Compatible salt-tolerant rhizosphere microbe-mediated induction of phenylpropanoid cascade and induced systemic responses against Bipolaris sorokiniana (Sacc.) Shoemaker causing spot blotch disease in wheat (Triticum aestivum L.)
(Elsevier B.V., 2016) Udai B. Singh; Deepti Malviya; Wasiullah; Shailendra Singh; Mohd. Imran; Neelam Pathak; Manzar Alam; Jai P. Rai; Rajiv K. Singh; B.K. Sarma; P.K. Sharma; Arun K. Sharma
Cell wall is one of the first lines of defence used by plants to restrict invading fungal pathogens. Lignin is a complex polymer of hydroxylated and methoxylated phenylpropane units (monolignols). Cell wall lignification can establish mechanical barriers to pathogen invasion and renders the cell wall more resistant to pathogen attack. Compatible salt-tolerant rhizosphere microbe-mediated induction of phenylpropanoid cascade and induced systemic responses against Bipolaris sorokiniana (Sacc.) Shoemaker causing spot blotch disease in wheat (Triticum aestivum L.) is demonstrated and the details are being shared through this paper. Twelve rhizospheric microbial strains were tested against Bipolaris sorokiniana under in vitro condition on dual plate.
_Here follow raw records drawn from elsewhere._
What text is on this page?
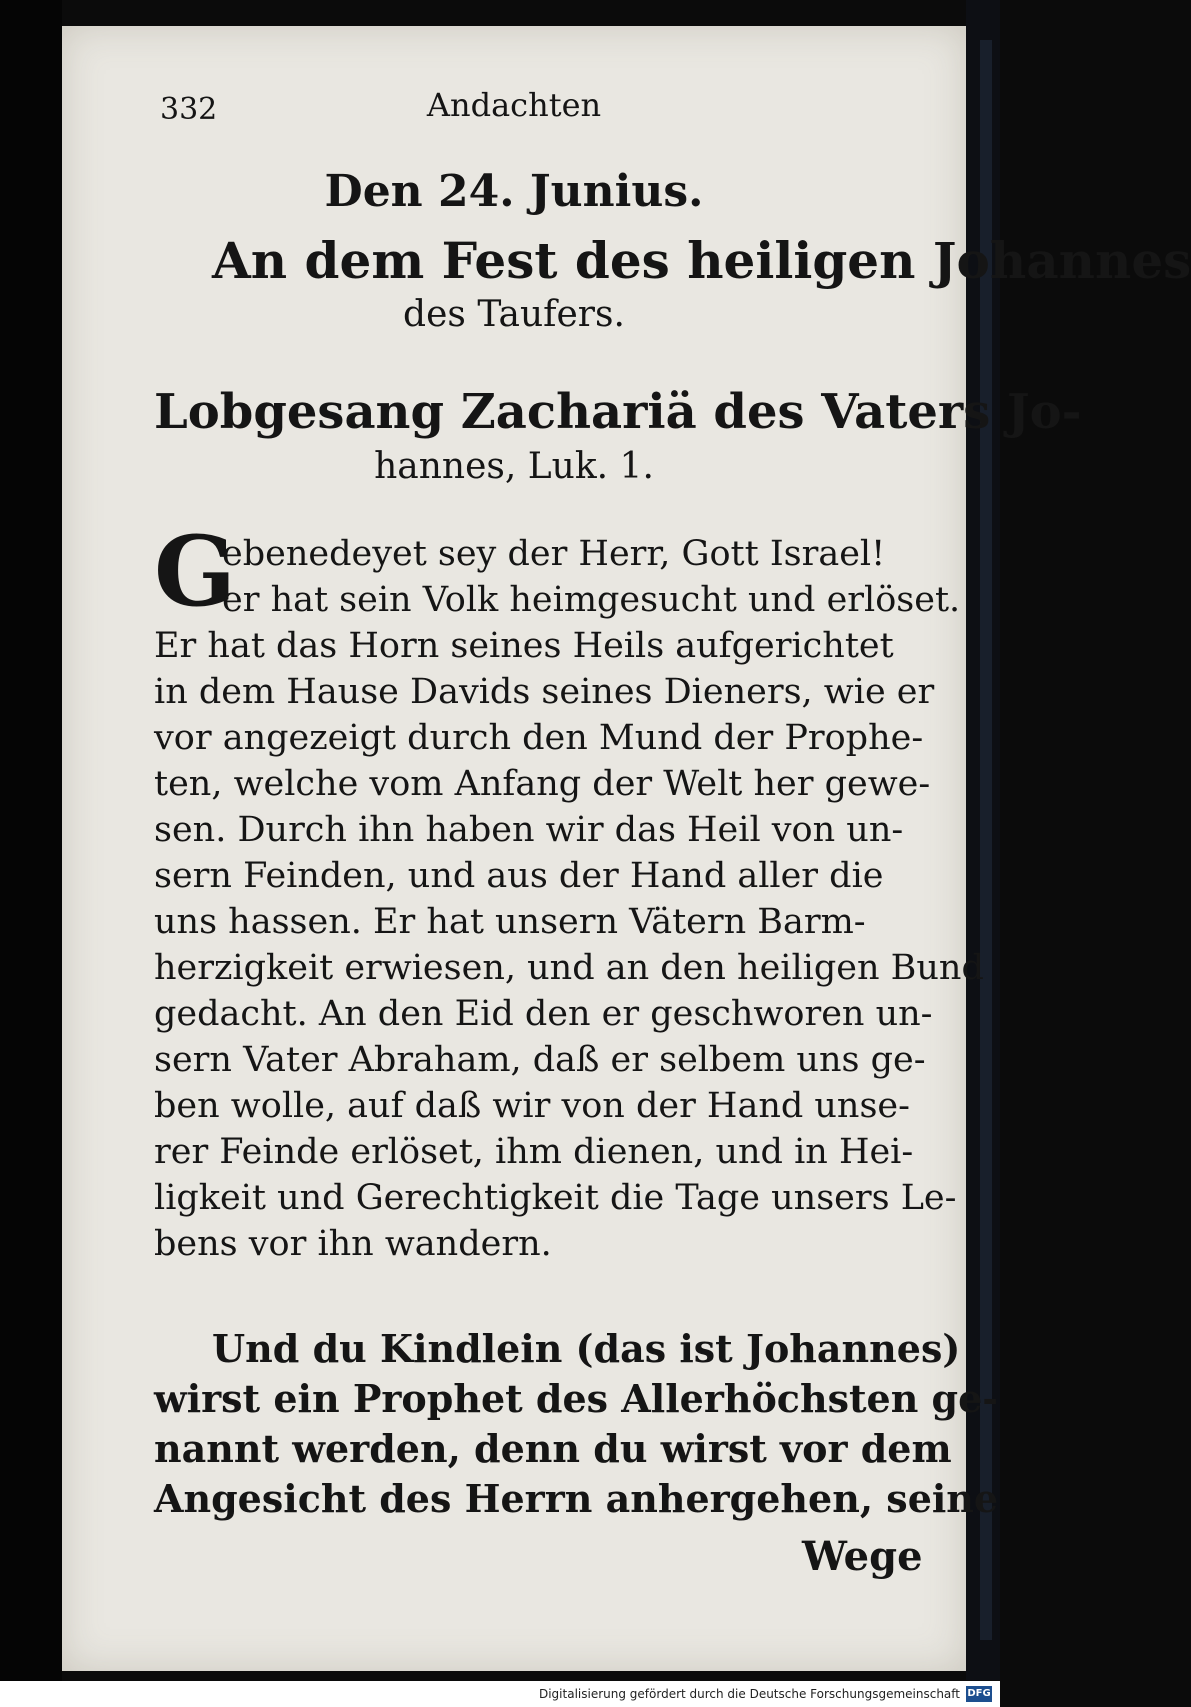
332	Andachten
Den 24. Junius.
An dem Fest des heiligen Johannes
des Taufers.
Lobgesang Zachariä des Vaters Jo-
hannes, Luk. 1.
G
ebenedeyet sey der Herr, Gott Israel!
er hat sein Volk heimgesucht und erlöset.
Er hat das Horn seines Heils aufgerichtet
in dem Hause Davids seines Dieners, wie er
vor angezeigt durch den Mund der Prophe-
ten, welche vom Anfang der Welt her gewe-
sen. Durch ihn haben wir das Heil von un-
sern Feinden, und aus der Hand aller die
uns hassen. Er hat unsern Vätern Barm-
herzigkeit erwiesen, und an den heiligen Bund
gedacht. An den Eid den er geschworen un-
sern Vater Abraham, daß er selbem uns ge-
ben wolle, auf daß wir von der Hand unse-
rer Feinde erlöset, ihm dienen, und in Hei-
ligkeit und Gerechtigkeit die Tage unsers Le-
bens vor ihn wandern.
Und du Kindlein (das ist Johannes)
wirst ein Prophet des Allerhöchsten ge-
nannt werden, denn du wirst vor dem
Angesicht des Herrn anhergehen, seine
Wege
Digitalisierung gefördert durch die Deutsche Forschungsgemeinschaft DFG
Bacillus amyloliquefaciens B-16 and Trichoderma harzianum UBSTH-501 showed maximum inhibition of mycelial growth of B. sorokiniana and was used in further in planta assay. These selected antagonists were tested alone and in combination for induction of phenylpropanoid cascade in wheat infected with B. sorokiniana. Results showed that plants co-inoculated with B. amyloliquefaciens B-16 and T. harzianum UBSTH-501 up-regulated the phenylpropanoid cascade and manifold increase was recorded in phenylalanine ammonia lyase (PAL), peroxidase, chitinase and other enzymes related to induced systemic resistance. Results also showed that significantly higher amounts of phenolic acids viz. gallic acid, ferulic acid were accumulated in the plant leaves co-inoculated with B. amyloliquefaciens B-16 and T. harzianum UBSTH-501 as compared to individually inoculated and uninoculated control plants. Histopathological studies showed significantly higher cell wall lignification in plant leaves co-inoculated with B. amyloliquefaciens B-16 and T. harzianum UBSTH-501 than the plants under control. These results illustrate that microbe-mediated up-regulation of phenylpropanoid biosynthesis pathway is of critical importance for host defence against spot blotch pathogen invasion in wheat. © 2016 Elsevier B.V.